Physical Therapy May Not Be Helpful for Osteoarthritis

Lara C. Pullen, PhD

May 27, 2014

Physical therapy did not improve pain or function in patients with hip osteoarthritis relative to sham treatment in a randomized, placebo-controlled trial. Moreover, the multimodal physical therapy program was associated with relatively frequent, but mild, adverse effects.

Kim L. Bennell, PhD, from the School of Health Sciences, University of Melbourne, Australia, and colleagues published the results of their trial in the May 21 issue of JAMA. The study was designed to detect clinically relevant differences among 102 patients randomly assigned to receive either physical therapy or sham therapy.

The investigators defined clinically relevant improvement as a change of 18 mm on a 100-mm visual analog pain scale and 6 units out of 68 on a physical function index.

"We minimized potential for bias by including a credible sham treatment, concealing treatment allocation, and blinding the participants, outcome assessor, and biostatistician. Participants had radiographically confirmed hip osteoarthritis and a sufficient level of pain and physical dysfunction to ensure ample scope for improvement," the authors write. Therapists were not blinded in the trial.

The investigators documented 85% adherence rates to home exercise. Both groups experienced clinically relevant benefits from their time with the therapist. The authors believe that the documented improvements were unlikely to be a result of spontaneous recovery.

However, they found no statistically significant difference between groups with regard to change on pain and physical function scales. Any differences, although not clinically significant, favored the sham group and not the active group. For example, measurement of the improvements in pain yielded a between-group difference of 6.9 mm, favoring sham treatment (95% confidence interval, −3.9 to 17.7 mm).

"We found that a 12-week multimodal physical therapy treatment typical of current practice for people with symptomatic hip osteoarthritis, did not confer additional benefits over a realistic sham treatment that controlled for the therapeutic environment, therapist contact time, and home tasks. Both groups showed significant improvements in pain and function following treatment. The active group reported a significantly greater number of adverse events although these were relatively mild in nature," the authors write.
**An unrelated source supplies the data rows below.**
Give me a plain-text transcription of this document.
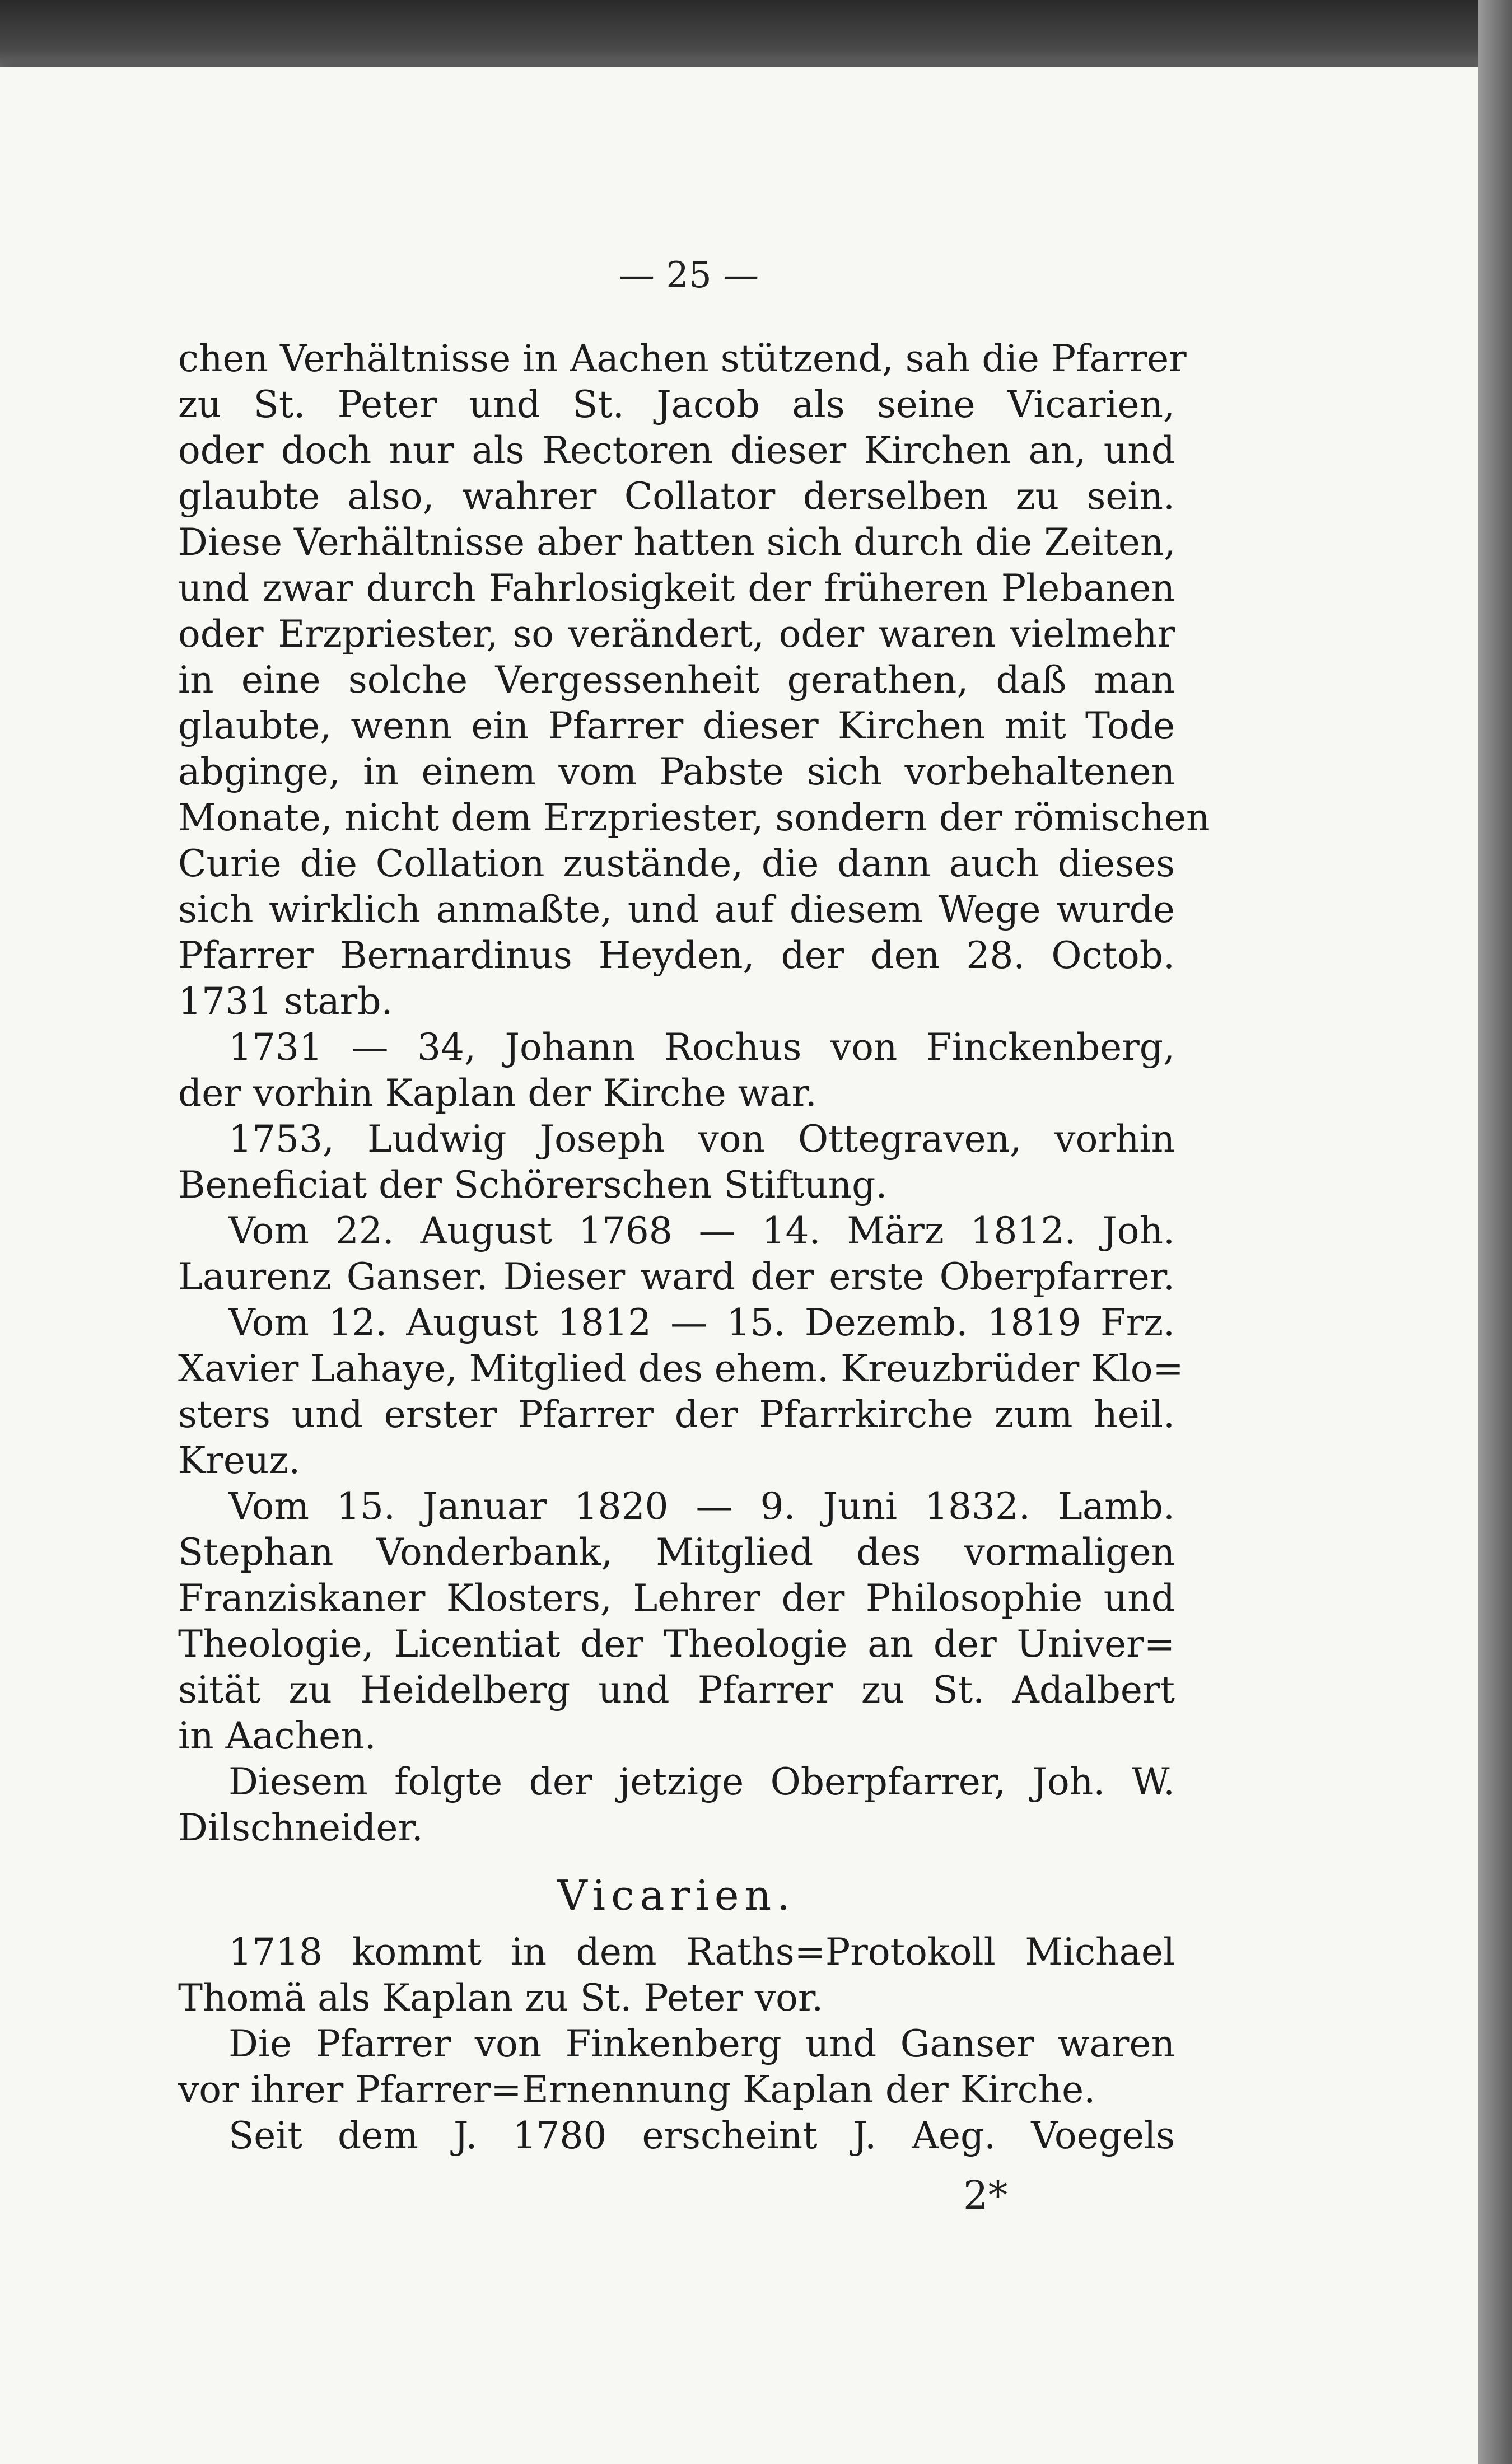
— 25 —
chen Verhältnisse in Aachen stützend, sah die Pfarrer
zu St. Peter und St. Jacob als seine Vicarien,
oder doch nur als Rectoren dieser Kirchen an, und
glaubte also, wahrer Collator derselben zu sein.
Diese Verhältnisse aber hatten sich durch die Zeiten,
und zwar durch Fahrlosigkeit der früheren Plebanen
oder Erzpriester, so verändert, oder waren vielmehr
in eine solche Vergessenheit gerathen, daß man
glaubte, wenn ein Pfarrer dieser Kirchen mit Tode
abginge, in einem vom Pabste sich vorbehaltenen
Monate, nicht dem Erzpriester, sondern der römischen
Curie die Collation zustände, die dann auch dieses
sich wirklich anmaßte, und auf diesem Wege wurde
Pfarrer Bernardinus Heyden, der den 28. Octob.
1731 starb.
1731 — 34, Johann Rochus von Finckenberg,
der vorhin Kaplan der Kirche war.
1753, Ludwig Joseph von Ottegraven, vorhin
Beneficiat der Schörerschen Stiftung.
Vom 22. August 1768 — 14. März 1812. Joh.
Laurenz Ganser. Dieser ward der erste Oberpfarrer.
Vom 12. August 1812 — 15. Dezemb. 1819 Frz.
Xavier Lahaye, Mitglied des ehem. Kreuzbrüder Klo=
sters und erster Pfarrer der Pfarrkirche zum heil.
Kreuz.
Vom 15. Januar 1820 — 9. Juni 1832. Lamb.
Stephan Vonderbank, Mitglied des vormaligen
Franziskaner Klosters, Lehrer der Philosophie und
Theologie, Licentiat der Theologie an der Univer=
sität zu Heidelberg und Pfarrer zu St. Adalbert
in Aachen.
Diesem folgte der jetzige Oberpfarrer, Joh. W.
Dilschneider.
Vicarien.
1718 kommt in dem Raths=Protokoll Michael
Thomä als Kaplan zu St. Peter vor.
Die Pfarrer von Finkenberg und Ganser waren
vor ihrer Pfarrer=Ernennung Kaplan der Kirche.
Seit dem J. 1780 erscheint J. Aeg. Voegels
2*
A recent Cochrane review of hip osteoarthritis documented small benefits of exercise for pain and physical function when compared with no treatment. Another recent study found that manual therapy or exercise was beneficial when compared against usual general practitioner care. The combination of the 2 therapies was found to be less effective than either one alone.

The current study represents, however, the first placebo-controlled trial of physiotherapeutic interventions for hip osteoarthritis. Although previous studies have compared exercise and/or manual therapy with standard care, education, or another therapy, the current study was designed to control for regular intensive contact with a physical therapist.
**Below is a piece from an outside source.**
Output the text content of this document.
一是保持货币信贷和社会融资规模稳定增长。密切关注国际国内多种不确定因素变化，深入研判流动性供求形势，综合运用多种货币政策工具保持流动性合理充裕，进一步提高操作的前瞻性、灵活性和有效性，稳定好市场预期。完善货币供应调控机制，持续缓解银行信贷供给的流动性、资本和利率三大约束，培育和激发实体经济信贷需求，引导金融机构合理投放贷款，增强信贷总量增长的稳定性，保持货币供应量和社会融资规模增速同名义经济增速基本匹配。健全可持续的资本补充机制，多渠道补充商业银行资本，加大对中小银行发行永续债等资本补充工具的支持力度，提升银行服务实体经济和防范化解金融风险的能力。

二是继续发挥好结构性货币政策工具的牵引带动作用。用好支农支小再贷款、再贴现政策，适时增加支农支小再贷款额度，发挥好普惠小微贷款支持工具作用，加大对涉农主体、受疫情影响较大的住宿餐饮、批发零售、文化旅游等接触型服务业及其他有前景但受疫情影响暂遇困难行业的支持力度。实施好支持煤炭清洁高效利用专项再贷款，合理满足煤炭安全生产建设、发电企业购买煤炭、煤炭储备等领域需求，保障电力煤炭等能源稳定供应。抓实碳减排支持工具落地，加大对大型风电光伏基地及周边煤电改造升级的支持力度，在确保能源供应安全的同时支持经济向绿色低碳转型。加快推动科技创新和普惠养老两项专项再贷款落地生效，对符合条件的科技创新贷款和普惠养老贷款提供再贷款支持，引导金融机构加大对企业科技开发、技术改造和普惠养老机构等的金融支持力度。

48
The results of the current study are consistent, however, with previous studies that have documented significant placebo effects in hip osteoarthritis. They are also consistent with previous research that the team has done with other manifestations of osteoarthritis.

"We have tested other multimodal physical therapy programs for knee osteoarthritis and for shoulder chronic rotator cuff pathology, comparing against the same placebo treatment we used in the current study. Both of these studies found similar results to the current study in that both the active and sham treatment groups showed improvements but no significant differences between them," Dr. Bennell told Medical Medscape News.

Although the investigators are confident their findings are real, they acknowledge that drawing clinical recommendations from the findings is complicated.

"I think the interpretation and clinical meaning of the results warrant further discussion. It seems that receiving the specific physical therapy treatments did not add any greater benefit over simply seeing a caring physical therapist and having positive expectations about treatment. As both groups showed improvements in pain and function over time, this suggests that you can gain benefits for pain and function by simply seeing a physiotherapist, and that the benefits are not tied to the exact treatment that the therapist is administering," Dr. Bennell said.

"The article is [a] well-conducted study," John FitzGerald, MD, from Ronald Reagan University of California, Los Angeles, Medical Center, told Medscape Medical News. "Hip [osteoarthritis] is a harder joint to rehab then, say, a knee. I wouldn't want people to confuse this as [physical therapy] is useless.

This study was funded by the National Health and Medical Research Council, an Australian Research Council Future Fellowship, and an Australian National Health and Medical Research Council Practitioner Fellowship. Dr. Bennell received royalties for an educational DVD on knee osteoarthritis, and she and 1 coauthor received royalties from a commercially available shoe from Asics Oceania. The other authors and Dr. Fitzgerald have disclosed no relevant financial relationships.